Les récentes déclarations du Premier ministre sénégalais évoquant la possibilité de revoir certains contrats énergétiques ont relancé le débat sur le cadre juridique des accords d’exploitation du gaz dans le champ Greater Tortue Ahmeyim (GTA), partagé entre la Mauritanie et le Sénégal, ainsi que sur les marges de manœuvre dont disposent les deux États pour une éventuelle renégociation.
Un projet stratégique commun
Le champ gazier Greater Tortue Ahmeyim (GTA) est situé en eaux profondes à la frontière maritime entre la Mauritanie et le Sénégal. Il s’agit de l’un des plus importants projets gaziers d’Afrique de l’Ouest.
Les deux pays ont convenu de partager les ressources à parts égales (50 % chacun) dans le cadre d’un accord d’unité du champ.
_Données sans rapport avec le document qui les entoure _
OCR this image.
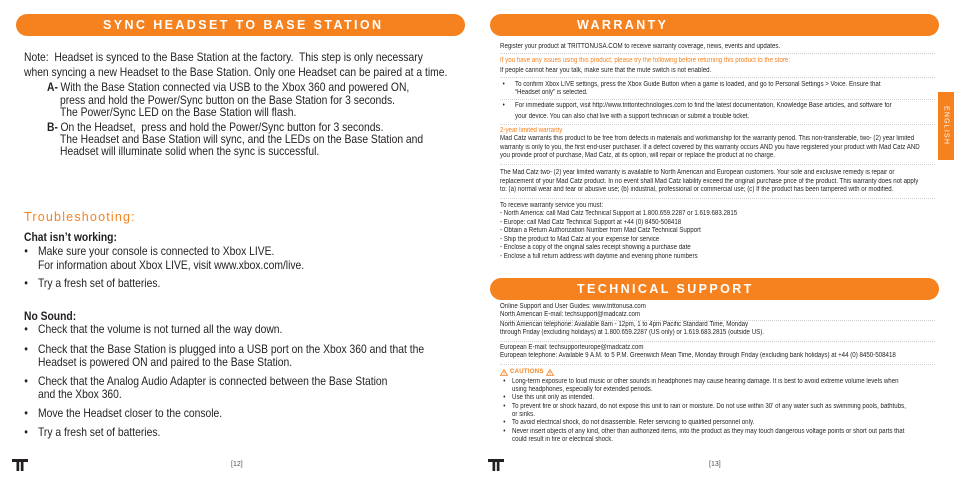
SYNC HEADSET TO BASE STATION
Note:  Headset is synced to the Base Station at the factory.  This step is only necessary
when syncing a new Headset to the Base Station. Only one Headset can be paired at a time.
A- With the Base Station connected via USB to the Xbox 360 and powered ON,
press and hold the Power/Sync button on the Base Station for 3 seconds.
The Power/Sync LED on the Base Station will flash.
B- On the Headset,  press and hold the Power/Sync button for 3 seconds.
The Headset and Base Station will sync, and the LEDs on the Base Station and
Headset will illuminate solid when the sync is successful.
Troubleshooting:
Chat isn’t working:
• Make sure your console is connected to Xbox LIVE.
For information about Xbox LIVE, visit www.xbox.com/live.
• Try a fresh set of batteries.
No Sound:
• Check that the volume is not turned all the way down.
• Check that the Base Station is plugged into a USB port on the Xbox 360 and that the
Headset is powered ON and paired to the Base Station.
• Check that the Analog Audio Adapter is connected between the Base Station
and the Xbox 360.
• Move the Headset closer to the console.
• Try a fresh set of batteries.
[12]
WARRANTY
Register your product at TRITTONUSA.COM to receive warranty coverage, news, events and updates.
If you have any issues using this product, please try the following before returning this product to the store:
If people cannot hear you talk, make sure that the mute switch is not enabled.
• To confirm Xbox LIVE settings, press the Xbox Guide Button when a game is loaded, and go to Personal Settings > Voice. Ensure that
“Headset only” is selected.
• For immediate support, visit http://www.trittontechnologies.com to find the latest documentation, Knowledge Base articles, and software for
your device. You can also chat live with a support technician or submit a trouble ticket.
2-year limited warranty
Mad Catz warrants this product to be free from defects in materials and workmanship for the warranty period. This non-transferable, two- (2) year limited
warranty is only to you, the first end-user purchaser. If a defect covered by this warranty occurs AND you have registered your product with Mad Catz AND
you provide proof of purchase, Mad Catz, at its option, will repair or replace the product at no charge.
The Mad Catz two- (2) year limited warranty is available to North American and European customers. Your sole and exclusive remedy is repair or
replacement of your Mad Catz product. In no event shall Mad Catz liability exceed the original purchase price of the product. This warranty does not apply
to: (a) normal wear and tear or abusive use; (b) industrial, professional or commercial use; (c) If the product has been tampered with or modified.
To receive warranty service you must:
- North America: call Mad Catz Technical Support at 1.800.659.2287 or 1.619.683.2815
- Europe: call Mad Catz Technical Support at +44 (0) 8450-508418
- Obtain a Return Authorization Number from Mad Catz Technical Support
- Ship the product to Mad Catz at your expense for service
- Enclose a copy of the original sales receipt showing a purchase date
- Enclose a full return address with daytime and evening phone numbers
TECHNICAL SUPPORT
Online Support and User Guides: www.trittonusa.com
North American E-mail: techsupport@madcatz.com
North American telephone: Available 8am - 12pm, 1 to 4pm Pacific Standard Time, Monday
through Friday (excluding holidays) at 1.800.659.2287 (US only) or 1.619.683.2815 (outside US).
European E-mail: techsupporteurope@madcatz.com
European telephone: Available 9 A.M. to 5 P.M. Greenwich Mean Time, Monday through Friday (excluding bank holidays) at +44 (0) 8450-508418
CAUTIONS
• Long-term exposure to loud music or other sounds in headphones may cause hearing damage. It is best to avoid extreme volume levels when
using headphones, especially for extended periods.
• Use this unit only as intended.
• To prevent fire or shock hazard, do not expose this unit to rain or moisture. Do not use within 30' of any water such as swimming pools, bathtubs,
or sinks.
• To avoid electrical shock, do not disassemble. Refer servicing to qualified personnel only.
• Never insert objects of any kind, other than authorized items, into the product as they may touch dangerous voltage points or short out parts that
could result in fire or electrical shock.
ENGLISH
[13]
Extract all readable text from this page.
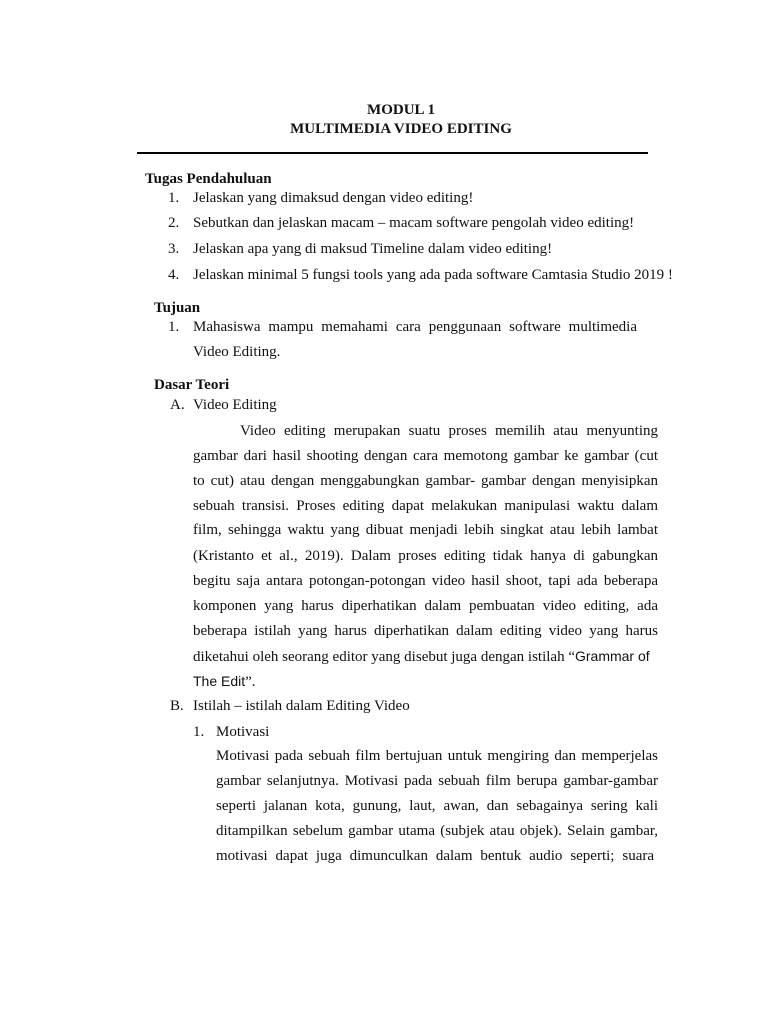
MODUL 1
MULTIMEDIA VIDEO EDITING
Tugas Pendahuluan
1. Jelaskan yang dimaksud dengan video editing!
2. Sebutkan dan jelaskan macam – macam software pengolah video editing!
3. Jelaskan apa yang di maksud Timeline dalam video editing!
4. Jelaskan minimal 5 fungsi tools yang ada pada software Camtasia Studio 2019 !
Tujuan
1. Mahasiswa mampu memahami cara penggunaan software multimedia
Video Editing.
Dasar Teori
A. Video Editing
Video editing merupakan suatu proses memilih atau menyunting
gambar dari hasil shooting dengan cara memotong gambar ke gambar (cut
to cut) atau dengan menggabungkan gambar- gambar dengan menyisipkan
sebuah transisi. Proses editing dapat melakukan manipulasi waktu dalam
film, sehingga waktu yang dibuat menjadi lebih singkat atau lebih lambat
(Kristanto et al., 2019). Dalam proses editing tidak hanya di gabungkan
begitu saja antara potongan-potongan video hasil shoot, tapi ada beberapa
komponen yang harus diperhatikan dalam pembuatan video editing, ada
beberapa istilah yang harus diperhatikan dalam editing video yang harus
diketahui oleh seorang editor yang disebut juga dengan istilah “Grammar of
The Edit”.
B. Istilah – istilah dalam Editing Video
1. Motivasi
Motivasi pada sebuah film bertujuan untuk mengiring dan memperjelas
gambar selanjutnya. Motivasi pada sebuah film berupa gambar-gambar
seperti jalanan kota, gunung, laut, awan, dan sebagainya sering kali
ditampilkan sebelum gambar utama (subjek atau objek). Selain gambar,
motivasi dapat juga dimunculkan dalam bentuk audio seperti; suara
Le projet est exploité par BP, en partenariat avec Kosmos Energy et les compagnies nationales des deux pays.
La première phase du projet prévoit une production d’environ 2,4 millions de tonnes de gaz naturel liquéfié (GNL) par an, avec des perspectives d’augmentation dans les phases suivantes.
La nature des contrats signés
L’exploitation du champ repose sur des contrats de partage de production (Production Sharing Contracts – PSC), un modèle largement utilisé dans l’industrie pétrolière et gazière.
Dans ce type de contrat :
• les compagnies financent l’exploration et le développement ;
• elles récupèrent ensuite leurs coûts à partir d’une part de la production ;
• les bénéfices restants sont partagés entre l’État et les entreprises selon des proportions définies.
Ces contrats comportent généralement des clauses de stabilité fiscale et juridique, destinées à protéger les investisseurs contre des changements brusques de la réglementation pendant la durée du projet.
Une renégociation est-elle possible?
D’un point de vue juridique, les contrats énergétiques internationaux ne sont pas totalement figés, mais ils ne sont pas non plus faciles à modifier. Trois scénarios principaux peuvent ouvrir la voie à une renégociation :
1. La négociation amiable
L’État et les entreprises peuvent décider volontairement de modifier certaines dispositions, notamment en cas de nouvelles réalités économiques ou politiques.
2. Les changements législatifs
Un État peut modifier sa législation énergétique, mais les clauses de stabilité protègent souvent les investisseurs, ce qui peut conduire à des compensations ou à un arbitrage international.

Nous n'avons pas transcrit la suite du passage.